LIMITATIONS OF MOUSE MODELS OF RSV INFECTION

Despite obvious similarities in the features of RSV infection in humans and mice, there are substantial differences. Mouse models are often criticized for the fact that RSV is not a natural mouse pathogen, which accounts for its poor replication in the mouse respiratory tract. Hence, pathological changes are induced only after infecting mice with a high dose of the virus.
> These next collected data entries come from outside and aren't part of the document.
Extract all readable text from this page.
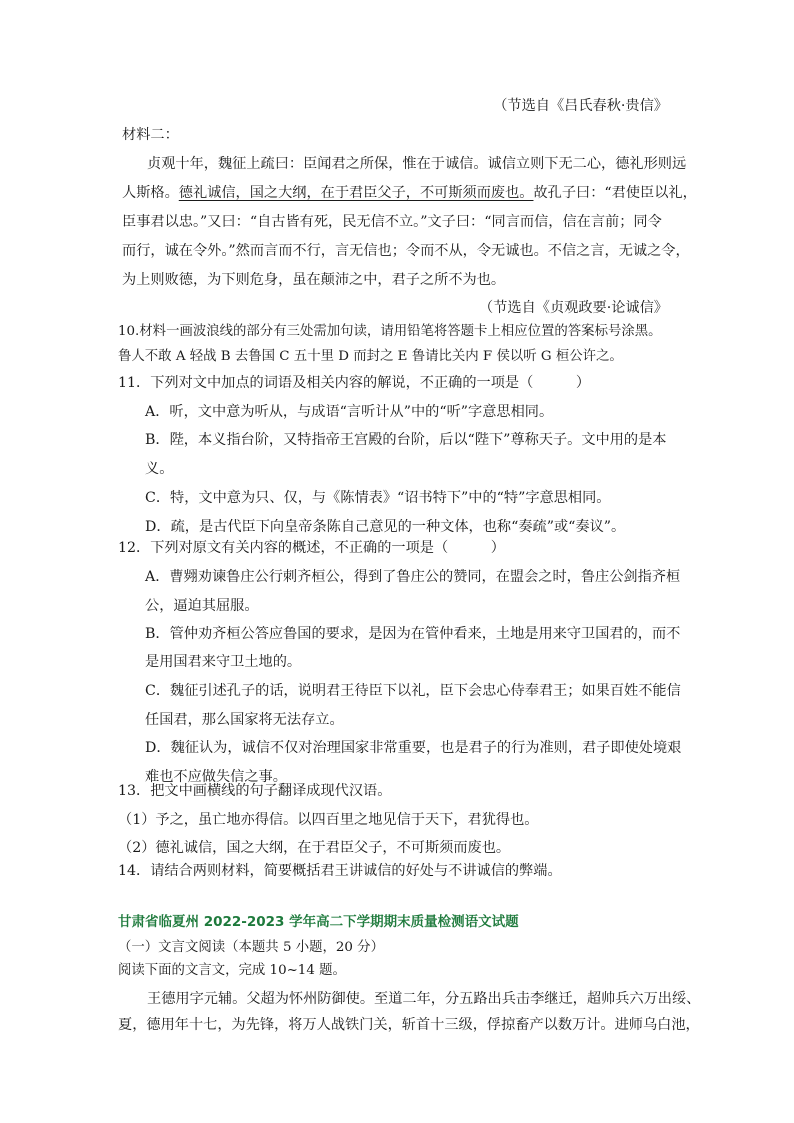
（节选自《吕氏春秋·贵信》
材料二：
贞观十年，魏征上疏曰：臣闻君之所保，惟在于诚信。诚信立则下无二心，德礼形则远
人斯格。德礼诚信，国之大纲，在于君臣父子，不可斯须而废也。故孔子曰：“君使臣以礼，
臣事君以忠。”又曰：“自古皆有死，民无信不立。”文子曰：“同言而信，信在言前；同令
而行，诚在令外。”然而言而不行，言无信也；令而不从，令无诚也。不信之言，无诚之令，
为上则败德，为下则危身，虽在颠沛之中，君子之所不为也。
（节选自《贞观政要·论诚信》
10.材料一画波浪线的部分有三处需加句读，请用铅笔将答题卡上相应位置的答案标号涂黑。
鲁人不敢 A 轻战 B 去鲁国 C 五十里 D 而封之 E 鲁请比关内 F 侯以听 G 桓公许之。
11．下列对文中加点的词语及相关内容的解说，不正确的一项是（　　　）
A．听，文中意为听从，与成语“言听计从”中的“听”字意思相同。
B．陛，本义指台阶，又特指帝王宫殿的台阶，后以“陛下”尊称天子。文中用的是本
义。
C．特，文中意为只、仅，与《陈情表》“诏书特下”中的“特”字意思相同。
D．疏，是古代臣下向皇帝条陈自己意见的一种文体，也称“奏疏”或“奏议”。
12．下列对原文有关内容的概述，不正确的一项是（　　　）
A．曹翙劝谏鲁庄公行刺齐桓公，得到了鲁庄公的赞同，在盟会之时，鲁庄公剑指齐桓
公，逼迫其屈服。
B．管仲劝齐桓公答应鲁国的要求，是因为在管仲看来，土地是用来守卫国君的，而不
是用国君来守卫土地的。
C．魏征引述孔子的话，说明君王待臣下以礼，臣下会忠心侍奉君王；如果百姓不能信
任国君，那么国家将无法存立。
D．魏征认为，诚信不仅对治理国家非常重要，也是君子的行为准则，君子即使处境艰
难也不应做失信之事。
13．把文中画横线的句子翻译成现代汉语。
（1）予之，虽亡地亦得信。以四百里之地见信于天下，君犹得也。
（2）德礼诚信，国之大纲，在于君臣父子，不可斯须而废也。
14．请结合两则材料，简要概括君王讲诚信的好处与不讲诚信的弊端。
甘肃省临夏州 2022-2023 学年高二下学期期末质量检测语文试题
（一）文言文阅读（本题共 5 小题，20 分）
阅读下面的文言文，完成 10~14 题。
王德用字元辅。父超为怀州防御使。至道二年，分五路出兵击李继迁，超帅兵六万出绥、
夏，德用年十七，为先锋，将万人战铁门关，斩首十三级，俘掠畜产以数万计。进师乌白池，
Moreover, human RSV infection is often accompanied by a marked neutrophilic inflammation of the respiratory tract, so that the percentage of neutrophils in the BAL samples reaches up to 80%, whereas in mice, these leukocytes do not dominate and comprise no more than 20%. Natural human RSV infection induces both Th1- and Th2-dependent immune responses, which are accompanied by the eosinophilic infiltration of the respiratory tract, whereas in mice, it triggers solely Th1 immune response, so that the lungs virtually lack eosinophils [48].

Despite the aforementioned limitations, modeling the RSV infection in mice allows to reproduce main clinically relevant pathological symptoms, such as BHR, mucus hypersecretion, and infiltration of pro-inflammatory cells (mainly lymphocytes and macrophages) into the lungs. The studies conducted using such in vivo models contribute to the understanding molecular and cellular mechanisms of human RSV pathology.